What activities constitute distracted driving?
While distracted driving laws often focus on cell phone use behind the wheel, it is only one form of distracted driving. Any activity that takes your focus off driving can be considered distracted driving. Some examples of distracted driving include engaging in any of the following activities while driving:
- Talking to passengers
- Applying makeup
- Adjusting the radio, GPS, or air conditioning
- Using a cell phone (e.g., surfing the Internet, checking e-mails, texting)
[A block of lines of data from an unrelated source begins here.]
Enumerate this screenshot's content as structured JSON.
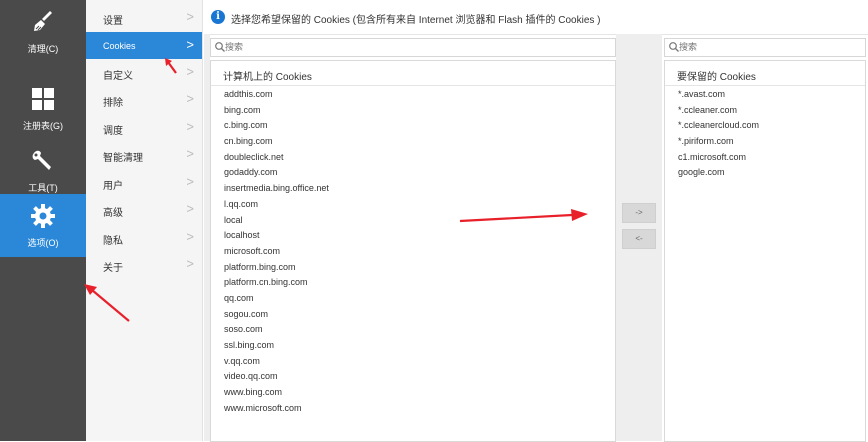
{
  "nav": [
    {
      "label": "清理(C)",
      "icon": "broom-icon",
      "active": false
    },
    {
      "label": "注册表(G)",
      "icon": "registry-grid-icon",
      "active": false
    },
    {
      "label": "工具(T)",
      "icon": "wrench-icon",
      "active": false
    },
    {
      "label": "选项(O)",
      "icon": "gear-icon",
      "active": true
    }
  ],
  "settings_menu": [
    {
      "label": "设置",
      "active": false
    },
    {
      "label": "Cookies",
      "active": true
    },
    {
      "label": "自定义",
      "active": false
    },
    {
      "label": "排除",
      "active": false
    },
    {
      "label": "调度",
      "active": false
    },
    {
      "label": "智能清理",
      "active": false
    },
    {
      "label": "用户",
      "active": false
    },
    {
      "label": "高级",
      "active": false
    },
    {
      "label": "隐私",
      "active": false
    },
    {
      "label": "关于",
      "active": false
    }
  ],
  "chevron": ">",
  "info": {
    "icon": "info-icon",
    "icon_glyph": "i",
    "text": "选择您希望保留的 Cookies (包含所有来自 Internet 浏览器和 Flash 插件的 Cookies )"
  },
  "left_search": {
    "placeholder": "搜索",
    "value": ""
  },
  "right_search": {
    "placeholder": "搜索",
    "value": ""
  },
  "computer_cookies": {
    "title": "计算机上的 Cookies",
    "items": [
      "addthis.com",
      "bing.com",
      "c.bing.com",
      "cn.bing.com",
      "doubleclick.net",
      "godaddy.com",
      "insertmedia.bing.office.net",
      "l.qq.com",
      "local",
      "localhost",
      "microsoft.com",
      "platform.bing.com",
      "platform.cn.bing.com",
      "qq.com",
      "sogou.com",
      "soso.com",
      "ssl.bing.com",
      "v.qq.com",
      "video.qq.com",
      "www.bing.com",
      "www.microsoft.com"
    ]
  },
  "keep_cookies": {
    "title": "要保留的 Cookies",
    "items": [
      "*.avast.com",
      "*.ccleaner.com",
      "*.ccleanercloud.com",
      "*.piriform.com",
      "c1.microsoft.com",
      "google.com"
    ]
  },
  "move_right_label": "->",
  "move_left_label": "<-",
  "colors": {
    "nav_bg": "#4a4a4a",
    "active_blue": "#2b88d8",
    "annotation_red": "#e8202a",
    "info_icon": "#1976d2"
  }
}
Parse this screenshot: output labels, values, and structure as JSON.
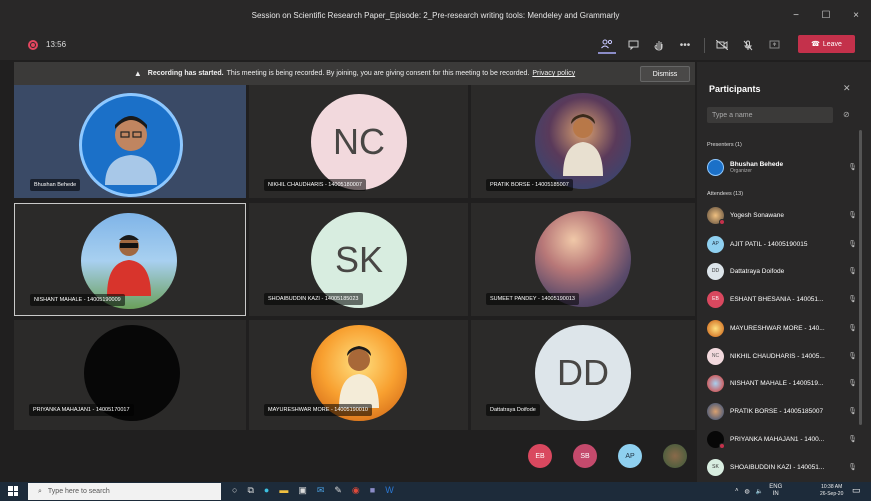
{
  "window": {
    "title": "Session on Scientific Research Paper_Episode: 2_Pre-research writing tools: Mendeley and Grammarly",
    "minimize": "−",
    "maximize": "☐",
    "close": "×"
  },
  "toolbar": {
    "timer": "13:56",
    "leave_label": "Leave"
  },
  "banner": {
    "bold": "Recording has started.",
    "text": "This meeting is being recorded. By joining, you are giving consent for this meeting to be recorded.",
    "link": "Privacy policy",
    "dismiss": "Dismiss"
  },
  "tiles": [
    {
      "name": "Bhushan Behede",
      "initials": ""
    },
    {
      "name": "NIKHIL CHAUDHARIS - 14005180007",
      "initials": "NC"
    },
    {
      "name": "PRATIK BORSE - 14005185007",
      "initials": ""
    },
    {
      "name": "NISHANT MAHALE - 14005190009",
      "initials": ""
    },
    {
      "name": "SHOAIBUDDIN KAZI - 14005185023",
      "initials": "SK"
    },
    {
      "name": "SUMEET PANDEY - 14005190013",
      "initials": ""
    },
    {
      "name": "PRIYANKA MAHAJAN1 - 14005170017",
      "initials": ""
    },
    {
      "name": "MAYURESHWAR MORE - 14005190010",
      "initials": ""
    },
    {
      "name": "Dattatraya Doifode",
      "initials": "DD"
    }
  ],
  "overflow": [
    "EB",
    "SB",
    "AP"
  ],
  "participants": {
    "title": "Participants",
    "search_placeholder": "Type a name",
    "presenters_label": "Presenters (1)",
    "presenter": {
      "name": "Bhushan Behede",
      "role": "Organizer"
    },
    "attendees_label": "Attendees (13)",
    "attendees": [
      {
        "name": "Yogesh Sonawane",
        "initials": ""
      },
      {
        "name": "AJIT PATIL - 14005190015",
        "initials": "AP"
      },
      {
        "name": "Dattatraya Doifode",
        "initials": "DD"
      },
      {
        "name": "ESHANT BHESANIA - 140051...",
        "initials": "EB"
      },
      {
        "name": "MAYURESHWAR MORE - 140...",
        "initials": ""
      },
      {
        "name": "NIKHIL CHAUDHARIS - 14005...",
        "initials": "NC"
      },
      {
        "name": "NISHANT MAHALE - 1400519...",
        "initials": ""
      },
      {
        "name": "PRATIK BORSE - 14005185007",
        "initials": ""
      },
      {
        "name": "PRIYANKA MAHAJAN1 - 1400...",
        "initials": ""
      },
      {
        "name": "SHOAIBUDDIN KAZI - 140051...",
        "initials": "SK"
      }
    ]
  },
  "taskbar": {
    "search_placeholder": "Type here to search",
    "lang": "ENG",
    "region": "IN",
    "time": "10:38 AM",
    "date": "26-Sep-20"
  }
}
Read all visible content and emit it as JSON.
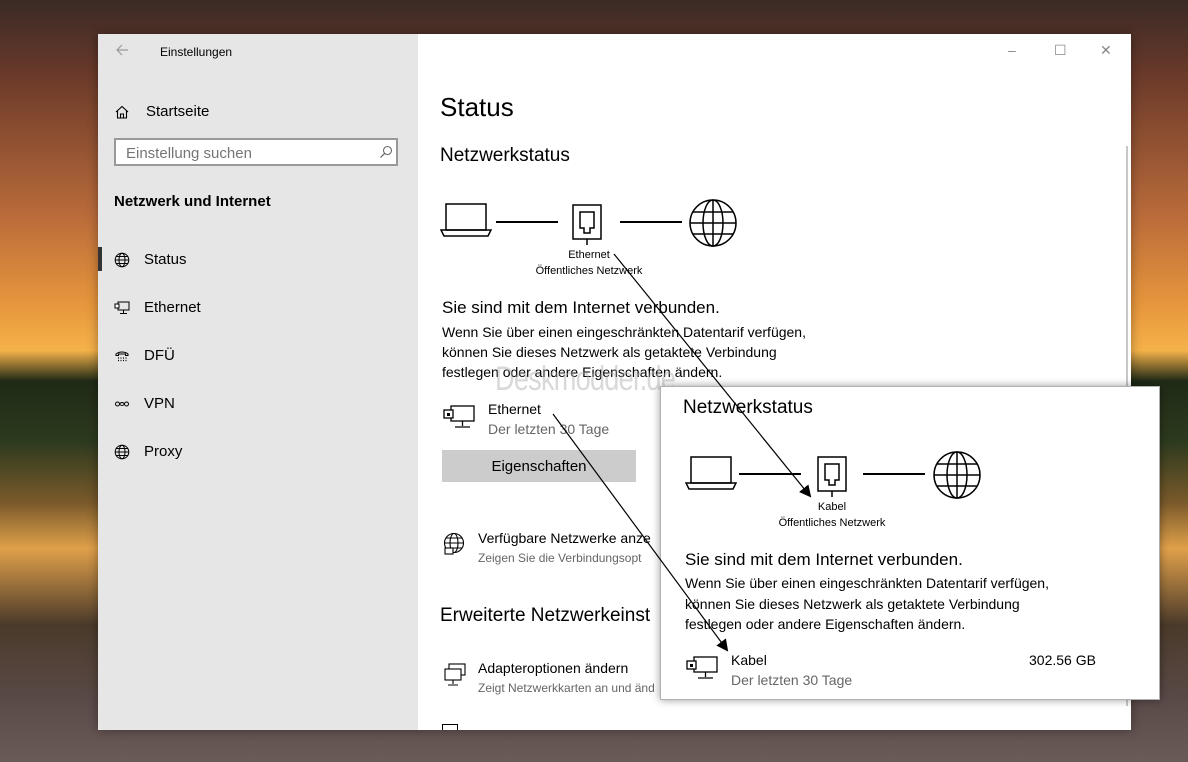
{
  "window": {
    "title": "Einstellungen",
    "controls": {
      "minimize": "–",
      "maximize": "☐",
      "close": "✕"
    }
  },
  "sidebar": {
    "home": "Startseite",
    "search_placeholder": "Einstellung suchen",
    "section_title": "Netzwerk und Internet",
    "items": [
      {
        "label": "Status",
        "icon": "globe-icon",
        "selected": true
      },
      {
        "label": "Ethernet",
        "icon": "ethernet-icon"
      },
      {
        "label": "DFÜ",
        "icon": "dialup-icon"
      },
      {
        "label": "VPN",
        "icon": "vpn-icon"
      },
      {
        "label": "Proxy",
        "icon": "globe-icon"
      }
    ]
  },
  "main": {
    "page_title": "Status",
    "network_status_heading": "Netzwerkstatus",
    "diagram": {
      "adapter": "Ethernet",
      "network_type": "Öffentliches Netzwerk"
    },
    "connected_heading": "Sie sind mit dem Internet verbunden.",
    "connected_text": [
      "Wenn Sie über einen eingeschränkten Datentarif verfügen,",
      "können Sie dieses Netzwerk als getaktete Verbindung",
      "festlegen oder andere Eigenschaften ändern."
    ],
    "connection": {
      "name": "Ethernet",
      "period": "Der letzten 30 Tage"
    },
    "properties_button": "Eigenschaften",
    "available_networks": {
      "title": "Verfügbare Netzwerke anze",
      "subtitle": "Zeigen Sie die Verbindungsopt"
    },
    "advanced_heading": "Erweiterte Netzwerkeinst",
    "adapter_options": {
      "title": "Adapteroptionen ändern",
      "subtitle": "Zeigt Netzwerkkarten an und änd"
    }
  },
  "popup": {
    "heading": "Netzwerkstatus",
    "diagram": {
      "adapter": "Kabel",
      "network_type": "Öffentliches Netzwerk"
    },
    "connected_heading": "Sie sind mit dem Internet verbunden.",
    "connected_text": [
      "Wenn Sie über einen eingeschränkten Datentarif verfügen,",
      "können Sie dieses Netzwerk als getaktete Verbindung",
      "festlegen oder andere Eigenschaften ändern."
    ],
    "connection": {
      "name": "Kabel",
      "period": "Der letzten 30 Tage",
      "usage": "302.56 GB"
    }
  },
  "watermark": "Deskmodder.de",
  "colors": {
    "sidebar_bg": "#e6e6e6",
    "button_bg": "#cccccc",
    "text": "#000000",
    "secondary_text": "#666666"
  }
}
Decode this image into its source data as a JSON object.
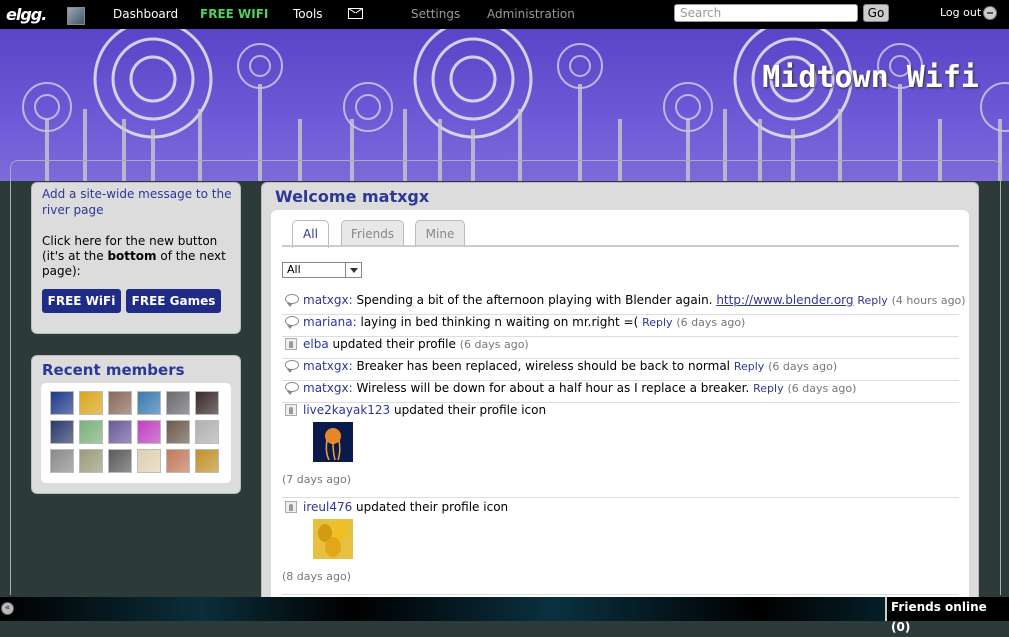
{
  "topbar": {
    "logo": "elgg.",
    "dashboard": "Dashboard",
    "free_wifi": "FREE WIFI",
    "tools": "Tools",
    "settings": "Settings",
    "administration": "Administration",
    "search_placeholder": "Search",
    "go": "Go",
    "logout": "Log out"
  },
  "header": {
    "site_title": "Midtown Wifi"
  },
  "sidebar": {
    "site_message_link": "Add a site-wide message to the river page",
    "new_button_text_1": "Click here for the new button (it's at the ",
    "new_button_text_bold": "bottom",
    "new_button_text_2": " of the next page):",
    "btn_free_wifi": "FREE WiFi",
    "btn_free_games": "FREE Games",
    "recent_members_title": "Recent members",
    "member_colors": [
      "#1f3a8a",
      "#d9a51a",
      "#8a6a5a",
      "#3a7ab0",
      "#6a6a70",
      "#3a2a2a",
      "#2a3a6a",
      "#7ab07a",
      "#6a5a9a",
      "#c040c0",
      "#6a5a4a",
      "#b0b0b0",
      "#8a8a8a",
      "#9a9a7a",
      "#5a5a5a",
      "#e0d0b0",
      "#c07a5a",
      "#c0902a"
    ]
  },
  "main": {
    "welcome": "Welcome matxgx",
    "tabs": [
      "All",
      "Friends",
      "Mine"
    ],
    "filter_value": "All",
    "river": [
      {
        "icon": "bubble",
        "user": "matxgx:",
        "text": " Spending a bit of the afternoon playing with Blender again. ",
        "link": "http://www.blender.org",
        "reply": "Reply",
        "time": "(4 hours ago)"
      },
      {
        "icon": "bubble",
        "user": "mariana:",
        "text": " laying in bed thinking n waiting on mr.right =( ",
        "reply": "Reply",
        "time": "(6 days ago)"
      },
      {
        "icon": "person",
        "user": "elba",
        "text": " updated their profile ",
        "time": "(6 days ago)"
      },
      {
        "icon": "bubble",
        "user": "matxgx:",
        "text": " Breaker has been replaced, wireless should be back to normal ",
        "reply": "Reply",
        "time": "(6 days ago)"
      },
      {
        "icon": "bubble",
        "user": "matxgx:",
        "text": " Wireless will be down for about a half hour as I replace a breaker. ",
        "reply": "Reply",
        "time": "(6 days ago)"
      },
      {
        "icon": "person",
        "user": "live2kayak123",
        "text": " updated their profile icon",
        "time": "(7 days ago)"
      },
      {
        "icon": "person",
        "user": "ireul476",
        "text": " updated their profile icon",
        "time": "(8 days ago)"
      }
    ]
  },
  "bottom": {
    "friends_online": "Friends online (0)",
    "collapse_glyph": "«"
  },
  "colors": {
    "brand_blue": "#2b3896",
    "button_blue": "#1f2b86",
    "header_purple": "#5a44c8",
    "wifi_green": "#4fd15f"
  }
}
What are the three types of distractions?
Generally, the above activities will fall under one or more of the main types of distraction. The three main types of distractions that can impact drivers are manual, visual, and cognitive.
- Manual: Distractions that require removing one or both hands from the steering wheel.
- Visual: Distractions that take your eyes off the road.
- Cognitive: Distractions that take your mind off driving.
What should you do if you were injured in a distracted driving accident?
If a distracted driver caused an accident involving your vehicle, you have the legal right to file a lawsuit against the driver responsible for your injuries and damages. Ohio drivers can recover damages to pay for their accident-related medical expenses, lost wages, loss of earning capacity, emotional distress, and pain and suffering. An attorney in your area can review the facts of the accident and help build your case.